Deswegen bin ich der SPD dankbar, dass sie gesagt hat, wir diskutieren hier nicht über das Ob, sondern nur über das Wie.
- Frau Kollegin, damit sind wir schon dicht beieinander. Aber offenbar ist nicht jeder in der Sozialdemokratie so verortet. Gleichwohl war auch die Rechtslage in den letzten Jahren durchaus schwierig.
Und noch ein kleiner Seitenhieb zwischendurch: Ich glaube, für die Aussage „Wegsperren für immer“ hält der Genosse Gerhard Schröder das Urheberrecht.
Die Rechtsstreitigkeiten der letzten Jahre haben sich sicherlich auch um das Ob der Sicherungsverwahrung gedreht, jedenfalls wenn man in Richtung des Europäischen Gerichtshofs für Menschenrechte schaute. Entzündet aber haben sie sich an der Frage, was ist, wenn die zehn Jahre abgelaufen sind, und daran, ob die Sicherungsverwahrung auch nachträglich verhängt werden darf. Die Diskussionen darüber waren durchaus schwierig. Deswegen war ich auch dankbar, als Karlsruhe im Mai 2011 sein Urteil gesprochen und damit Klarheit geschaffen hat. Ich denke, das hat uns allen ein ganzes Stück geholfen.

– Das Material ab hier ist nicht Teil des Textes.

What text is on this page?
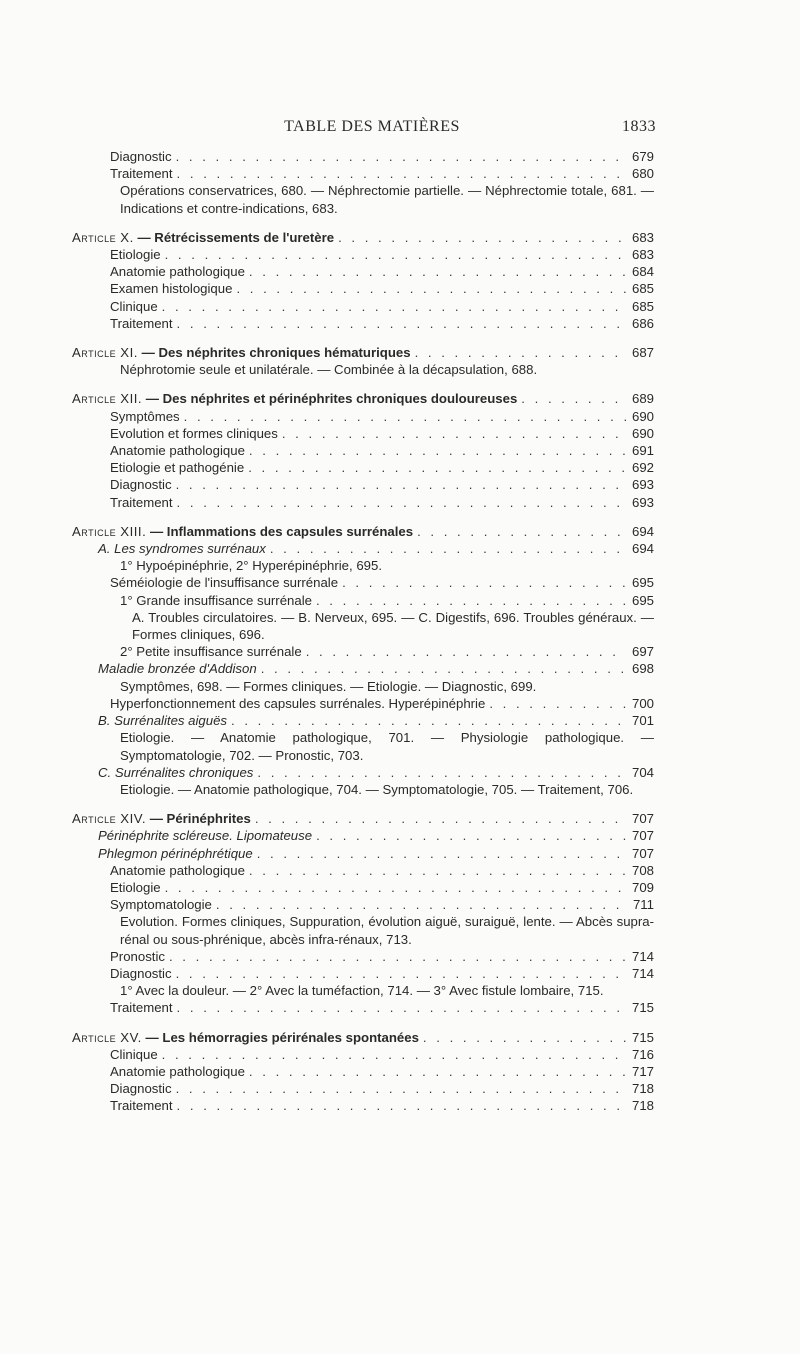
TABLE DES MATIÈRES	1833
Diagnostic . . .	679
Traitement . . .	680
Opérations conservatrices, 680. — Néphrectomie partielle. — Néphrectomie totale, 681. — Indications et contre-indications, 683.
Article X. — Rétrécissements de l'uretère . . .	683
Etiologie . . .	683
Anatomie pathologique . . .	684
Examen histologique . . .	685
Clinique . . .	685
Traitement . . .	686
Article XI. — Des néphrites chroniques hématuriques . . .	687
Néphrotomie seule et unilatérale. — Combinée à la décapsulation, 688.
Article XII. — Des néphrites et périnéphrites chroniques douloureuses . . .	689
Symptômes . . .	690
Evolution et formes cliniques . . .	690
Anatomie pathologique . . .	691
Etiologie et pathogénie . . .	692
Diagnostic . . .	693
Traitement . . .	693
Article XIII. — Inflammations des capsules surrénales . . .	694
A. Les syndromes surrénaux . . .	694
1° Hypoépinéphrie, 2° Hyperépinéphrie, 695.
Séméiologie de l'insuffisance surrénale . . .	695
1° Grande insuffisance surrénale . . .	695
A. Troubles circulatoires. — B. Nerveux, 695. — C. Digestifs, 696. Troubles généraux. — Formes cliniques, 696.
2° Petite insuffisance surrénale . . .	697
Maladie bronzée d'Addison . . .	698
Symptômes, 698. — Formes cliniques. — Etiologie. — Diagnostic, 699.
Hyperfonctionnement des capsules surrénales. Hyperépinéphrie . . .	700
B. Surrénalites aiguës . . .	701
Etiologie. — Anatomie pathologique, 701. — Physiologie pathologique. — Symptomatologie, 702. — Pronostic, 703.
C. Surrénalites chroniques . . .	704
Etiologie. — Anatomie pathologique, 704. — Symptomatologie, 705. — Traitement, 706.
Article XIV. — Périnéphrites . . .	707
Périnéphrite scléreuse. Lipomateuse . . .	707
Phlegmon périnéphrétique . . .	707
Anatomie pathologique . . .	708
Etiologie . . .	709
Symptomatologie . . .	711
Evolution. Formes cliniques, Suppuration, évolution aiguë, suraiguë, lente. — Abcès supra-rénal ou sous-phrénique, abcès infra-rénaux, 713.
Pronostic . . .	714
Diagnostic . . .	714
1° Avec la douleur. — 2° Avec la tuméfaction, 714. — 3° Avec fistule lombaire, 715.
Traitement . . .	715
Article XV. — Les hémorragies périrénales spontanées . . .	715
Clinique . . .	716
Anatomie pathologique . . .	717
Diagnostic . . .	718
Traitement . . .	718
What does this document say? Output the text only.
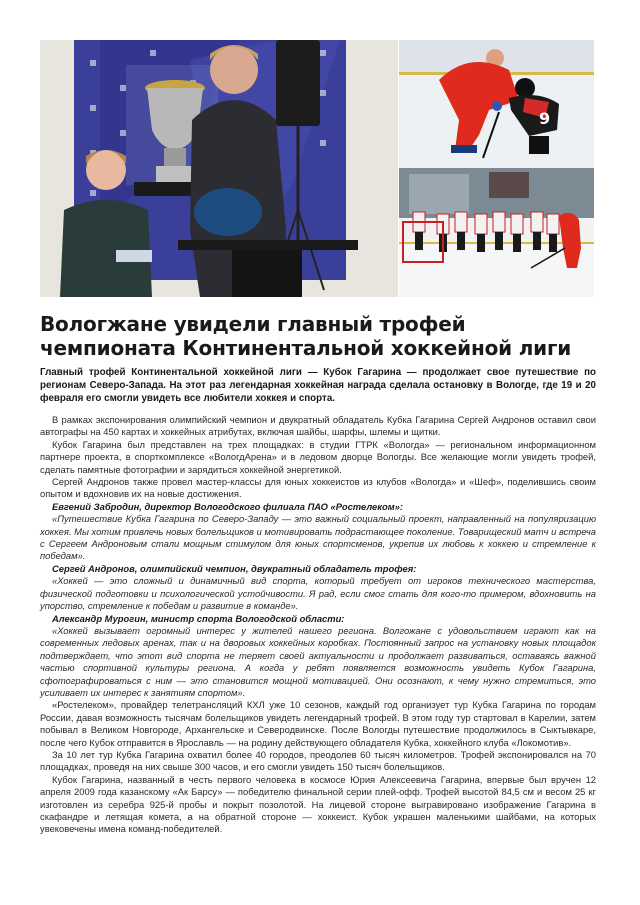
9
Вологжане увидели главный трофей чемпионата Континентальной хоккейной лиги

Главный трофей Континентальной хоккейной лиги — Кубок Гагарина — продолжает свое путешествие по регионам Северо-Запада. На этот раз легендарная хоккейная награда сделала остановку в Вологде, где 19 и 20 февраля его смогли увидеть все любители хоккея и спорта.

В рамках экспонирования олимпийский чемпион и двукратный обладатель Кубка Гагарина Сергей Андронов оставил свои автографы на 450 картах и хоккейных атрибутах, включая шайбы, шарфы, шлемы и щитки.

Кубок Гагарина был представлен на трех площадках: в студии ГТРК «Вологда» — региональном информационном партнере проекта, в спорткомплексе «ВологдАрена» и в ледовом дворце Вологды. Все желающие могли увидеть трофей, сделать памятные фотографии и зарядиться хоккейной энергетикой.

Сергей Андронов также провел мастер-классы для юных хоккеистов из клубов «Вологда» и «Шеф», поделившись своим опытом и вдохновив их на новые достижения.

Евгений Забродин, директор Вологодского филиала ПАО «Ростелеком»:

«Путешествие Кубка Гагарина по Северо-Западу — это важный социальный проект, направленный на популяризацию хоккея. Мы хотим привлечь новых болельщиков и мотивировать подрастающее поколение. Товарищеский матч и встреча с Сергеем Андроновым стали мощным стимулом для юных спортсменов, укрепив их любовь к хоккею и стремление к победам».

Сергей Андронов, олимпийский чемпион, двукратный обладатель трофея:

«Хоккей — это сложный и динамичный вид спорта, который требует от игроков технического мастерства, физической подготовки и психологической устойчивости. Я рад, если смог стать для кого-то примером, вдохновить на упорство, стремление к победам и развитие в команде».

Александр Мурогин, министр спорта Вологодской области:

«Хоккей вызывает огромный интерес у жителей нашего региона. Волгожане с удовольствием играют как на современных ледовых аренах, так и на дворовых хоккейных коробках. Постоянный запрос на установку новых площадок подтверждает, что этот вид спорта не теряет своей актуальности и продолжает развиваться, оставаясь важной частью спортивной культуры региона. А когда у ребят появляется возможность увидеть Кубок Гагарина, сфотографироваться с ним — это становится мощной мотивацией. Они осознают, к чему нужно стремиться, это усиливает их интерес к занятиям спортом».

«Ростелеком», провайдер телетрансляций КХЛ уже 10 сезонов, каждый год организует тур Кубка Гагарина по городам России, давая возможность тысячам болельщиков увидеть легендарный трофей. В этом году тур стартовал в Карелии, затем побывал в Великом Новгороде, Архангельске и Северодвинске. После Вологды путешествие продолжилось в Сыктывкаре, после чего Кубок отправится в Ярославль — на родину действующего обладателя Кубка, хоккейного клуба «Локомотив».

За 10 лет тур Кубка Гагарина охватил более 40 городов, преодолев 60 тысяч километров. Трофей экспонировался на 70 площадках, проведя на них свыше 300 часов, и его смогли увидеть 150 тысяч болельщиков.

Кубок Гагарина, названный в честь первого человека в космосе Юрия Алексеевича Гагарина, впервые был вручен 12 апреля 2009 года казанскому «Ак Барсу» — победителю финальной серии плей-офф. Трофей высотой 84,5 см и весом 25 кг изготовлен из серебра 925-й пробы и покрыт позолотой. На лицевой стороне выгравировано изображение Гагарина в скафандре и летящая комета, а на обратной стороне — хоккеист. Кубок украшен маленькими шайбами, на которых увековечены имена команд-победителей.
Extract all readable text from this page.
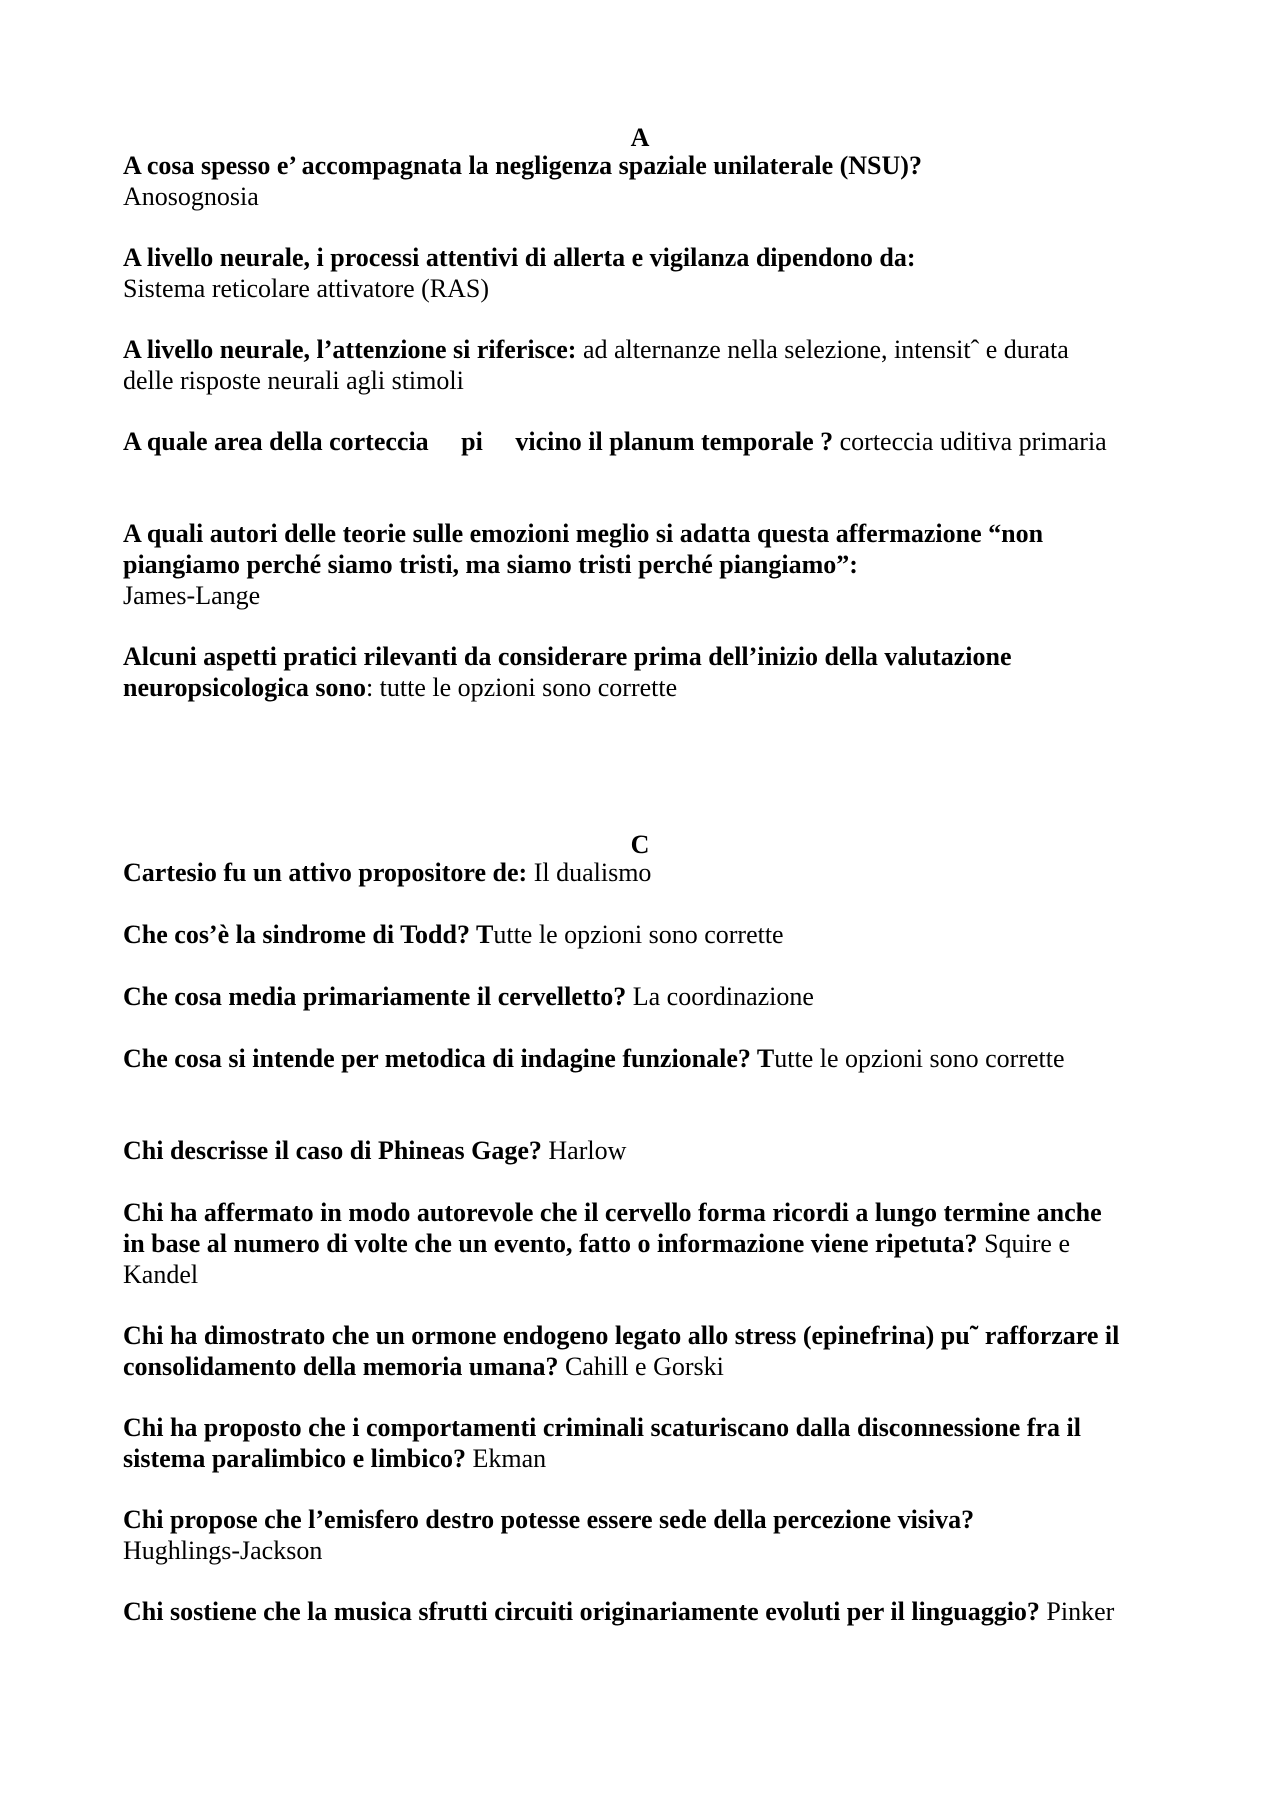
A
A cosa spesso e’ accompagnata la negligenza spaziale unilaterale (NSU)?
Anosognosia
A livello neurale, i processi attentivi di allerta e vigilanza dipendono da:
Sistema reticolare attivatore (RAS)
A livello neurale, l’attenzione si riferisce: ad alternanze nella selezione, intensitˆ e durata delle risposte neurali agli stimoli
A quale area della corteccia     pi     vicino il planum temporale ? corteccia uditiva primaria
A quali autori delle teorie sulle emozioni meglio si adatta questa affermazione “non piangiamo perché siamo tristi, ma siamo tristi perché piangiamo”:
James-Lange
Alcuni aspetti pratici rilevanti da considerare prima dell’inizio della valutazione neuropsicologica sono: tutte le opzioni sono corrette
C
Cartesio fu un attivo propositore de: Il dualismo
Che cos’è la sindrome di Todd? Tutte le opzioni sono corrette
Che cosa media primariamente il cervelletto? La coordinazione
Che cosa si intende per metodica di indagine funzionale? Tutte le opzioni sono corrette
Chi descrisse il caso di Phineas Gage? Harlow
Chi ha affermato in modo autorevole che il cervello forma ricordi a lungo termine anche in base al numero di volte che un evento, fatto o informazione viene ripetuta? Squire e Kandel
Chi ha dimostrato che un ormone endogeno legato allo stress (epinefrina) pu˜ rafforzare il consolidamento della memoria umana? Cahill e Gorski
Chi ha proposto che i comportamenti criminali scaturiscano dalla disconnessione fra il sistema paralimbico e limbico? Ekman
Chi propose che l’emisfero destro potesse essere sede della percezione visiva?
Hughlings-Jackson
Chi sostiene che la musica sfrutti circuiti originariamente evoluti per il linguaggio? Pinker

Nach der Rechtsprechung sowohl aus Straßburg als auch aus Karlsruhe ist nun klar: Es darf Sicherungsverwahrung geben, und zwar sowohl in der Variante geben, dass sie mit dem Urteil verhängt wird - das regelt jetzt der Bundesgesetzgeber -, als auch in der Variante, dass im Urteil ein entsprechender Vorbehalt ausgesprochen wird, um den Werdegang des Inhaftierten und später vielleicht Sicherungszuverwahrenden zu beobachten.
Es ist ganz interessant - ich persönlich habe mich insofern in der letzten Zeit durchaus zurückgenommen -, dass die Justizminister aus NordrheinWestfalen (SPD), aus Sachsen-Anhalt und aus Bayern nun vom Bundesgesetzgeber einfordern, die nachträgliche Sicherungsverwahrung wieder mit zu verankern, damit ihnen da keine Panne unterläuft. - Ich will das einmal offenlassen und mich nicht darauf kaprizieren.
Nach dem Urteil aus Karlsruhe ist also klar: In Deutschland darf und muss es Sicherungsverwahrung geben. Es sollte zumindest Konsens darüber bestehen, dass wir dieses Urteil nun entsprechend umsetzen müssen.